Wednesday, August 05, 2009


Jonah Lehrer, who wrote How We Decide, has an interesting article in the Boston Globe about Angela Duckworth's research on a quality called grit. My grandmothers would have called it gumption, or the combination of ambition and resolve needed to get things done. As a counterweight to the quality of insight, grit has a lot to recommend it, as it is neither about grinding (doing the most work possible), nor getting away without doing the work, but rather about doing what is necessary at the right time.
the story of [Newton's] apple is almost certainly false; Voltaire probably made it up. Even if Newton started thinking about gravity in 1666, it took him years of painstaking work before he understood it.
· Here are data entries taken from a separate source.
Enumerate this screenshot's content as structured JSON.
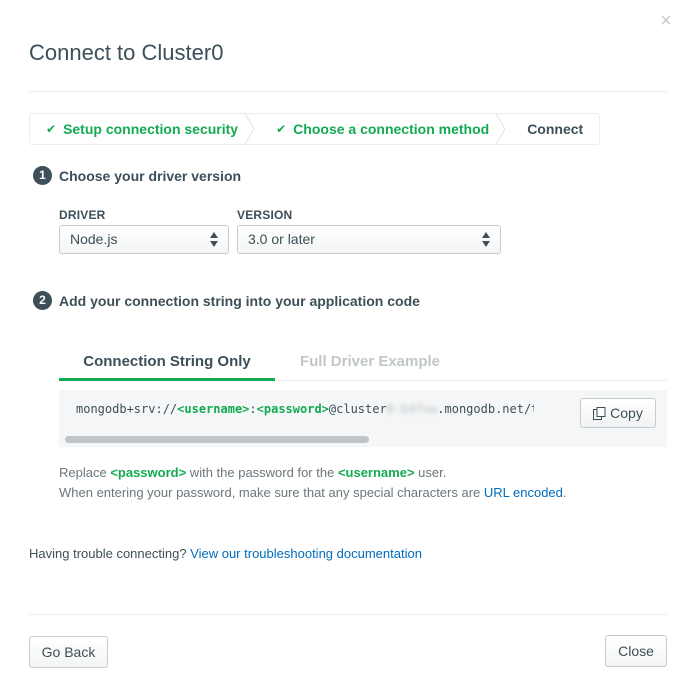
{
  "modal": {
    "title": "Connect to Cluster0",
    "close_icon": "×"
  },
  "breadcrumb": [
    {
      "label": "Setup connection security",
      "status": "done",
      "icon": "check-icon"
    },
    {
      "label": "Choose a connection method",
      "status": "done",
      "icon": "check-icon"
    },
    {
      "label": "Connect",
      "status": "active"
    }
  ],
  "step1": {
    "number": "1",
    "title": "Choose your driver version",
    "driver_label": "DRIVER",
    "driver_value": "Node.js",
    "version_label": "VERSION",
    "version_value": "3.0 or later"
  },
  "step2": {
    "number": "2",
    "title": "Add your connection string into your application code",
    "tabs": [
      {
        "label": "Connection String Only",
        "active": true
      },
      {
        "label": "Full Driver Example",
        "active": false
      }
    ],
    "connection_string": {
      "prefix": "mongodb+srv://",
      "username": "<username>",
      "colon": ":",
      "password": "<password>",
      "at_cluster": "@cluster",
      "blurred": "0-b4fvw",
      "suffix": ".mongodb.net/t"
    },
    "copy_label": "Copy",
    "note_line1": {
      "a": "Replace ",
      "password": "<password>",
      "b": " with the password for the ",
      "username": "<username>",
      "c": " user."
    },
    "note_line2": {
      "a": "When entering your password, make sure that any special characters are ",
      "link": "URL encoded",
      "b": "."
    }
  },
  "trouble": {
    "text": "Having trouble connecting? ",
    "link": "View our troubleshooting documentation"
  },
  "footer": {
    "back_label": "Go Back",
    "close_label": "Close"
  },
  "colors": {
    "accent": "#13aa52",
    "link": "#006cbc",
    "text": "#3d4f58"
  }
}
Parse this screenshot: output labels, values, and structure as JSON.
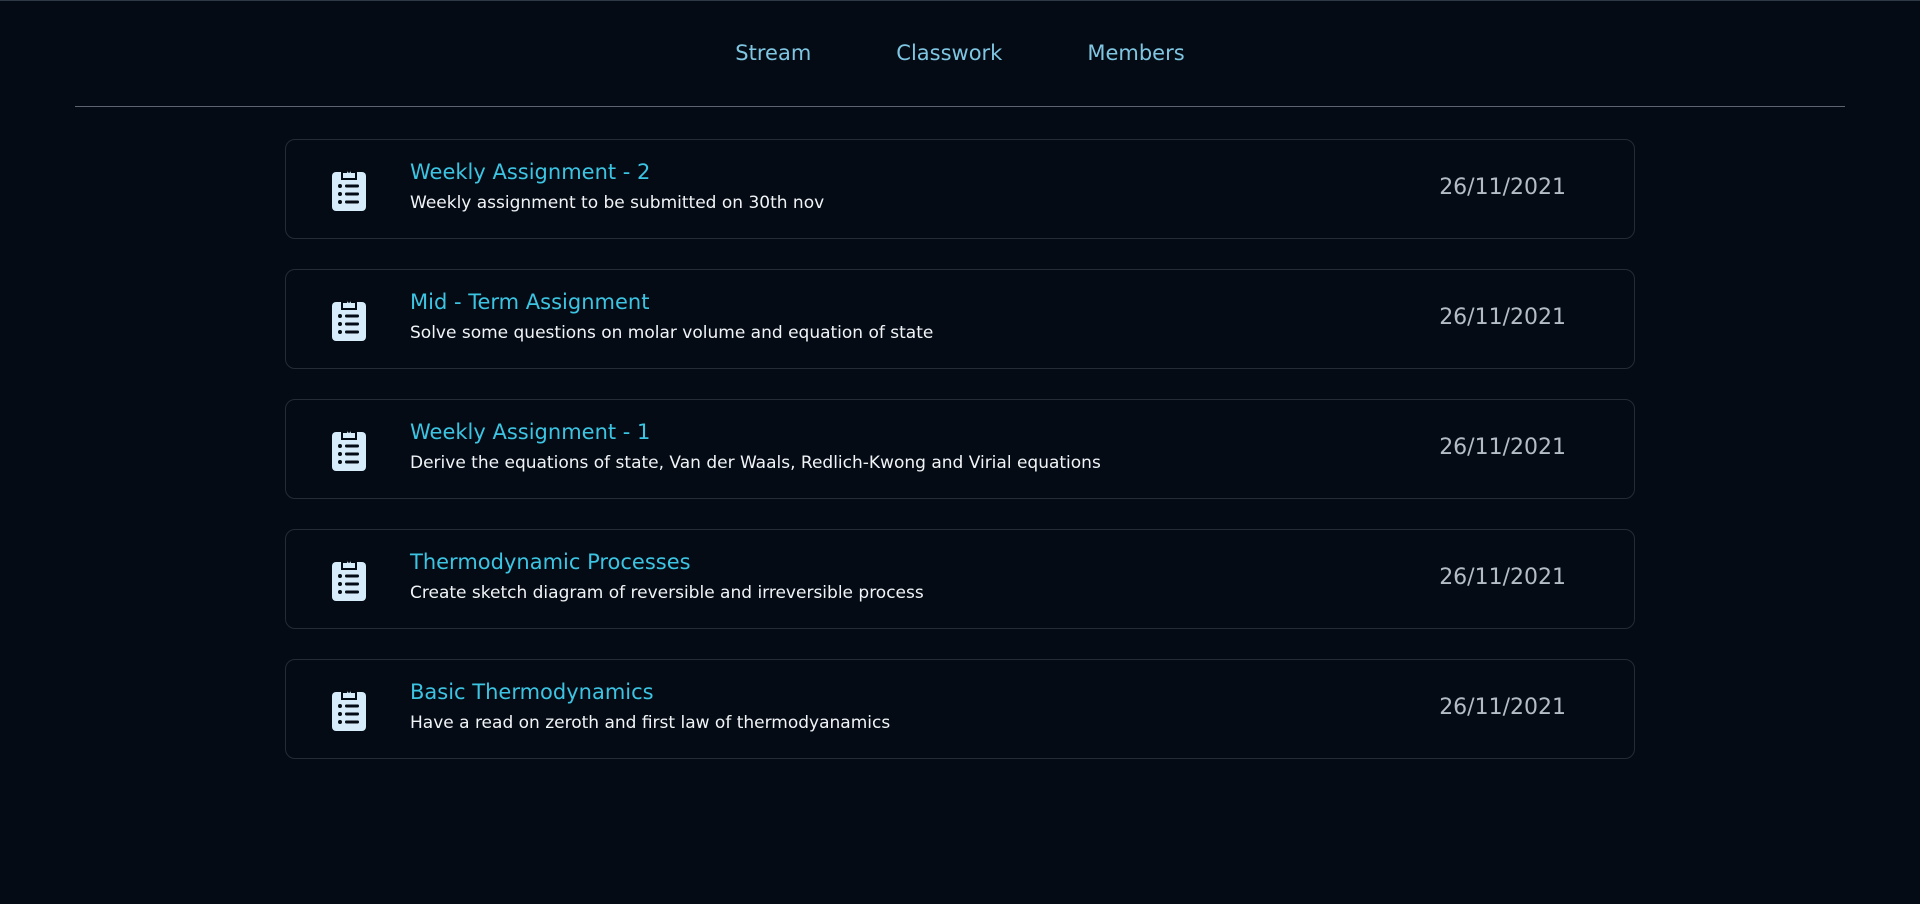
{
  "nav": {
    "tabs": [
      {
        "label": "Stream"
      },
      {
        "label": "Classwork"
      },
      {
        "label": "Members"
      }
    ]
  },
  "assignments": [
    {
      "title": "Weekly Assignment - 2",
      "description": "Weekly assignment to be submitted on 30th nov",
      "date": "26/11/2021"
    },
    {
      "title": "Mid - Term Assignment",
      "description": "Solve some questions on molar volume and equation of state",
      "date": "26/11/2021"
    },
    {
      "title": "Weekly Assignment - 1",
      "description": "Derive the equations of state, Van der Waals, Redlich-Kwong and Virial equations",
      "date": "26/11/2021"
    },
    {
      "title": "Thermodynamic Processes",
      "description": "Create sketch diagram of reversible and irreversible process",
      "date": "26/11/2021"
    },
    {
      "title": "Basic Thermodynamics",
      "description": "Have a read on zeroth and first law of thermodyanamics",
      "date": "26/11/2021"
    }
  ],
  "icons": {
    "assignment": "clipboard-list-icon"
  },
  "colors": {
    "background": "#040b14",
    "nav_link": "#7fc6e2",
    "title": "#3cc4e3",
    "icon": "#d6ecfb"
  }
}
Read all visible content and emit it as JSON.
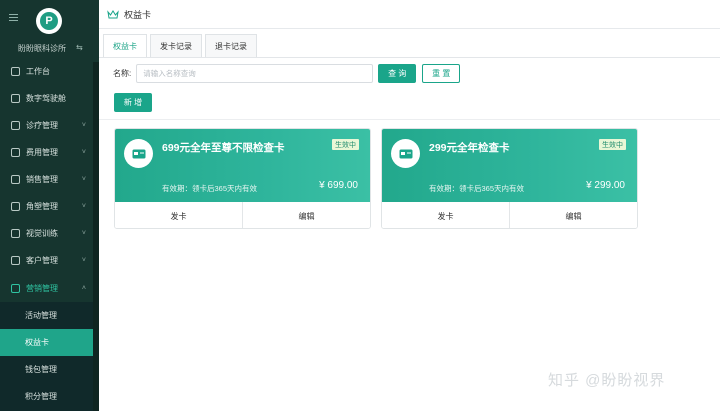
{
  "sidebar": {
    "org_name": "盼盼眼科诊所",
    "items": [
      {
        "label": "工作台",
        "icon": "dashboard-icon",
        "chevron": ""
      },
      {
        "label": "数字驾驶舱",
        "icon": "cockpit-icon",
        "chevron": ""
      },
      {
        "label": "诊疗管理",
        "icon": "clinic-icon",
        "chevron": "˅"
      },
      {
        "label": "费用管理",
        "icon": "fee-icon",
        "chevron": "˅"
      },
      {
        "label": "销售管理",
        "icon": "sales-icon",
        "chevron": "˅"
      },
      {
        "label": "角塑管理",
        "icon": "lens-icon",
        "chevron": "˅"
      },
      {
        "label": "视觉训练",
        "icon": "vision-icon",
        "chevron": "˅"
      },
      {
        "label": "客户管理",
        "icon": "customer-icon",
        "chevron": "˅"
      },
      {
        "label": "营销管理",
        "icon": "marketing-icon",
        "chevron": "˄"
      }
    ],
    "sub_items": [
      {
        "label": "活动管理"
      },
      {
        "label": "权益卡"
      },
      {
        "label": "钱包管理"
      },
      {
        "label": "积分管理"
      }
    ]
  },
  "breadcrumb": {
    "title": "权益卡"
  },
  "tabs": [
    {
      "label": "权益卡"
    },
    {
      "label": "发卡记录"
    },
    {
      "label": "退卡记录"
    }
  ],
  "search": {
    "label": "名称:",
    "placeholder": "请输入名称查询",
    "query_label": "查 询",
    "reset_label": "重 置"
  },
  "add_label": "新 增",
  "cards": [
    {
      "title": "699元全年至尊不限检查卡",
      "status": "生效中",
      "validity": "有效期：领卡后365天内有效",
      "price": "¥ 699.00",
      "issue_label": "发卡",
      "edit_label": "编辑"
    },
    {
      "title": "299元全年检查卡",
      "status": "生效中",
      "validity": "有效期：领卡后365天内有效",
      "price": "¥ 299.00",
      "issue_label": "发卡",
      "edit_label": "编辑"
    }
  ],
  "watermark": "知乎 @盼盼视界",
  "colors": {
    "sidebar_bg": "#16352f",
    "accent": "#1aa58a",
    "card_gradient_start": "#22a88c",
    "badge_bg": "#e9f7d6"
  }
}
He filled entire vellum notebooks with his scribbles and spent weeks recording the exact movements of a pendulum. (It made, on average, 1,512 ticks per hour.) The discovery of gravity, in other words, wasn’t a flash of insight - it required decades of effort, which is one of the reasons Newton didn’t publish his theory until 1687, in the “Principia.”

Although biographers have long celebrated Newton’s intellect - he also pioneered calculus - it’s clear that his achievements aren’t solely a byproduct of his piercing intelligence. Newton also had an astonishing ability to persist in the face of obstacles, to stick with the same stubborn mystery - why did the apple fall, but the moon remain in the sky? - until he found the answer.

In recent years, psychologists have come up with a term to describe this mental trait: grit. Although the idea itself isn’t new - “Genius is 1 percent inspiration and 99 percent perspiration,” Thomas Edison famously remarked - the researchers are quick to point out that grit isn’t simply about the willingness to work hard. Instead, it’s about setting a specific long-term goal and doing whatever it takes until the goal has been reached. It’s always much easier to give up, but people with grit can keep going.
Now, Isaac Newton probably didn't publish his results until 1687 because he was a secretive bastard. He held back the calculus until Leibniz published, and had a long-running feud with Hooke about who came up with other results. Nevertheless, the underlying lesson is correct: you've got to pick the right goals, and then go after them with a strong, sustained effort. It's what grandma would have done.